Electricité : «Si rien n’est fait, les choses pourraient s’empirer »

La retenue d’eau à Rwegura.©Iwacu

La REGIDESO a organisé  une descente au barrage hydroélectrique de Rwegura afin de montrer à la presse la situation qui prévaut en ce moment. Le constant n’est pas motivant, et le DG Jéroboam Nzikobanyanka n’y va pas par quatre  chemin : « Si rien n’est fait, nous allons retourner à une époque où nous serons obligés d’utiliser les bougies».

Les coupures électriques  se font de plus en plus  dans la capitale du Burundi. Du centre ville aux quartiers  résidentiels, personne n’échappe à ces coupures répétitives. La situation risque de s’empirer si on en croit les propos du Directeur General  de la REGIDESO. «Comme vous le voyez, depuis le mois de Mai 2016 il y a eu une baisse du niveau d’eau retenue à plus de 9 mètre suite à une faible pluviométrie, or toutes nos centrales sont hydroélectrique» fait-il remarquer à la presse.

Le barrage de Rwegura qui produisait 18 Mw, ne produit aujourd’hui que 4 Mw. « Ce barrage de Rwegura devrait donner 18 Mégawatts, et à l’heure où je vous parle, ce barrage ne donne que 4 Megawatt , et à 22h nous sommes obligés d’arrêter tout simplement toute la centrale  pour qu’au  moins le niveau d’eau puisse augmenter afin d’avoir ces 4 Mégawatts à partir de 6h du matin», précise toujours le patron de la REGIDESO.

Le malheur ne vient jamais seul, dit-on. L’électricité qui provenait de la RDC a baissé  également  parce qu’il y a eu une faible pluviométrie au niveau de la région. La Rusizi II qui donnait 12 Mégawatts ne fournit que 8 Mégawatts maintenant.
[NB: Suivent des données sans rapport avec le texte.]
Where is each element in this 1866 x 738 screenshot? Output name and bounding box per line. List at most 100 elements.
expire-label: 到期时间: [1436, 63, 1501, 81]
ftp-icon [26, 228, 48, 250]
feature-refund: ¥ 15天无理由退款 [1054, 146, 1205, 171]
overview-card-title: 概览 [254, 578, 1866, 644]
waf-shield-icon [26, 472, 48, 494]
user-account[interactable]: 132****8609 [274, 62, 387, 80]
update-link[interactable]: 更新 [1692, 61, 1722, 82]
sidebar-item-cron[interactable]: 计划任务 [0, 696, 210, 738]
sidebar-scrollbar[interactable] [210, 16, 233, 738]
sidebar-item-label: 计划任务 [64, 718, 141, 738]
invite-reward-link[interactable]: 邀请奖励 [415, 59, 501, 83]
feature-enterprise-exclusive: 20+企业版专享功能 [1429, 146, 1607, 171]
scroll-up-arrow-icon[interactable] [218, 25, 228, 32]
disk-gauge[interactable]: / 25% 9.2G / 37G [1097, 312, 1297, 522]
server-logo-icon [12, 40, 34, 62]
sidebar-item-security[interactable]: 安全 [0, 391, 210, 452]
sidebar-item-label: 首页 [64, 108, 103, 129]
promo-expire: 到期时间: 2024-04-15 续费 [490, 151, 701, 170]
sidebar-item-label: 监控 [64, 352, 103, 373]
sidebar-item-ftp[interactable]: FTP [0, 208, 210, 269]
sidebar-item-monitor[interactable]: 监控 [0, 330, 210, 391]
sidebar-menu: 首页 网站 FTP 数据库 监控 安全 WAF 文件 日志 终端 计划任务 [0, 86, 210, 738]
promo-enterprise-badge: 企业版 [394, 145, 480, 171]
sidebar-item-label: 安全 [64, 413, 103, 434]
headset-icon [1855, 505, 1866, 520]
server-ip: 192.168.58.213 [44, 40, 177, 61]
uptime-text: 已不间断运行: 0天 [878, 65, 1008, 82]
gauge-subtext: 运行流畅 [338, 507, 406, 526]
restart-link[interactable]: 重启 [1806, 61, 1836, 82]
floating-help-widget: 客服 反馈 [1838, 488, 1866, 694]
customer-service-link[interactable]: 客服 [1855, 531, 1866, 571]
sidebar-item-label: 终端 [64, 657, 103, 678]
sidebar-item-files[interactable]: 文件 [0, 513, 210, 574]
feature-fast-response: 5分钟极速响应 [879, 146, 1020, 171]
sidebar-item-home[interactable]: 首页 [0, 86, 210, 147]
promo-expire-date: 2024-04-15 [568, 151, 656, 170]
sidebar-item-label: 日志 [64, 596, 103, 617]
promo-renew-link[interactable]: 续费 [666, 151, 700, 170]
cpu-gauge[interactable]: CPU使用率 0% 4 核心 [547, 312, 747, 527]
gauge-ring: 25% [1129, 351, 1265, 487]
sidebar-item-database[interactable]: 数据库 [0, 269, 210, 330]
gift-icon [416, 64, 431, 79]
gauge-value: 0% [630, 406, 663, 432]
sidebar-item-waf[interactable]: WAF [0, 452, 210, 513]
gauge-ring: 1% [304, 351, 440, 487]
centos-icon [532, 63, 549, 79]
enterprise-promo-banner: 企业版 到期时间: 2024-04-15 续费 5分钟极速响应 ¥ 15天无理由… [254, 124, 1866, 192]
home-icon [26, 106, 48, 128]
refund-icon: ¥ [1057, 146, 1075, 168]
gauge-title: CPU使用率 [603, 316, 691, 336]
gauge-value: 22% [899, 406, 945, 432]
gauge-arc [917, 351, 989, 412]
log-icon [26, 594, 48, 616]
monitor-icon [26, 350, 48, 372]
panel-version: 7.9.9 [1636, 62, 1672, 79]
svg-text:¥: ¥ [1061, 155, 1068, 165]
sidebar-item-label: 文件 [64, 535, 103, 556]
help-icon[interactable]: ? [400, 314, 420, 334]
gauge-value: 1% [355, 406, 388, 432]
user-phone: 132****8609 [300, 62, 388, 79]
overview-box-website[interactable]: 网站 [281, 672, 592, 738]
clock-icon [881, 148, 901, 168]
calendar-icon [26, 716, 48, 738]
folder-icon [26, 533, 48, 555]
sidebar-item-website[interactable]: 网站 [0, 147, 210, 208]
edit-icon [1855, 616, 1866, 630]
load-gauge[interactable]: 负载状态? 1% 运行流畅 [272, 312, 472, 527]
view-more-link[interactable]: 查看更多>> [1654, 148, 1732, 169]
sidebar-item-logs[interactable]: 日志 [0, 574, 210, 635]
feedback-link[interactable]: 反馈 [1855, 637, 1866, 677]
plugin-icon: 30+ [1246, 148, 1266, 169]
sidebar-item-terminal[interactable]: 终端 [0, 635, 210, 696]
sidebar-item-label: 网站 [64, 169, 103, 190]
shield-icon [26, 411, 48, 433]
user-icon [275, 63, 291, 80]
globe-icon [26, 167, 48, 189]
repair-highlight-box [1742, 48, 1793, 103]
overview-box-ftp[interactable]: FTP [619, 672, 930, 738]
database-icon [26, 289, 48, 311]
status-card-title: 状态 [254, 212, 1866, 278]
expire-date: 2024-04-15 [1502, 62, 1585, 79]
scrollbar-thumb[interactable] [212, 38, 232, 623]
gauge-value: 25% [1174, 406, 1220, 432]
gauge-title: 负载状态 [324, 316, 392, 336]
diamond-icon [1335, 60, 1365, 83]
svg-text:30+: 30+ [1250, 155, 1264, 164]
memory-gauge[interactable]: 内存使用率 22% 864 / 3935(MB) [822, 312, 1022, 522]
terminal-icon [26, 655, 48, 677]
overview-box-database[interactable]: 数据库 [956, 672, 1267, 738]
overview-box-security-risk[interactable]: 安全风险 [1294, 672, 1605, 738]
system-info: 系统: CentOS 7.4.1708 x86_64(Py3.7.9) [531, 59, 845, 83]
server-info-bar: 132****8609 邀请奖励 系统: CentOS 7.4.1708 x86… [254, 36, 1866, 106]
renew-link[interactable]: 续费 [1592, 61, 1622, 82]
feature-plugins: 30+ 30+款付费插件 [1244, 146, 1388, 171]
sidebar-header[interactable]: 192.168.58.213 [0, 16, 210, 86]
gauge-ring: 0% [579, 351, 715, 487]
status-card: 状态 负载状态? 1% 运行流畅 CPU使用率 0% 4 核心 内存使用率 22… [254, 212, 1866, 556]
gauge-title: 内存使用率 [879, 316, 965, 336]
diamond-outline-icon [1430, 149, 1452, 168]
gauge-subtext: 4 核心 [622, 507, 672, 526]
Et quant aux coupures intempestives, c’est dû au dégrillage effectué 2 fois par jour tandis qu’il se faisait dans le passé une fois la semaine, raison pour laquelle au courant de la journée il y a des coupures à tout moment.

Le DG de la REGIDESO  n’y va pas par quatre chemins. «Si rien n’est fait, on retournera à l’époque où on utilisait les bougies, car d’ici au mois de Mars, on ne pourra plus avoir les 10 Mégawatts fournis par les groupes électrogènes, faute de partenaires financiers. Toutefois, le gouvernement  penche sur cette question», a-t-il mentionné.

Pour venir à bout de ce problème, il y a la construction du barrage Jiji-Mulembwe  prévue comme une solution à long terme, car ce barrage ne  pourrait qu’être opérationnel en 2021.

S’il n’y a pas de bonne pluviométrie, le délestage est prévu à partir du mois de Février.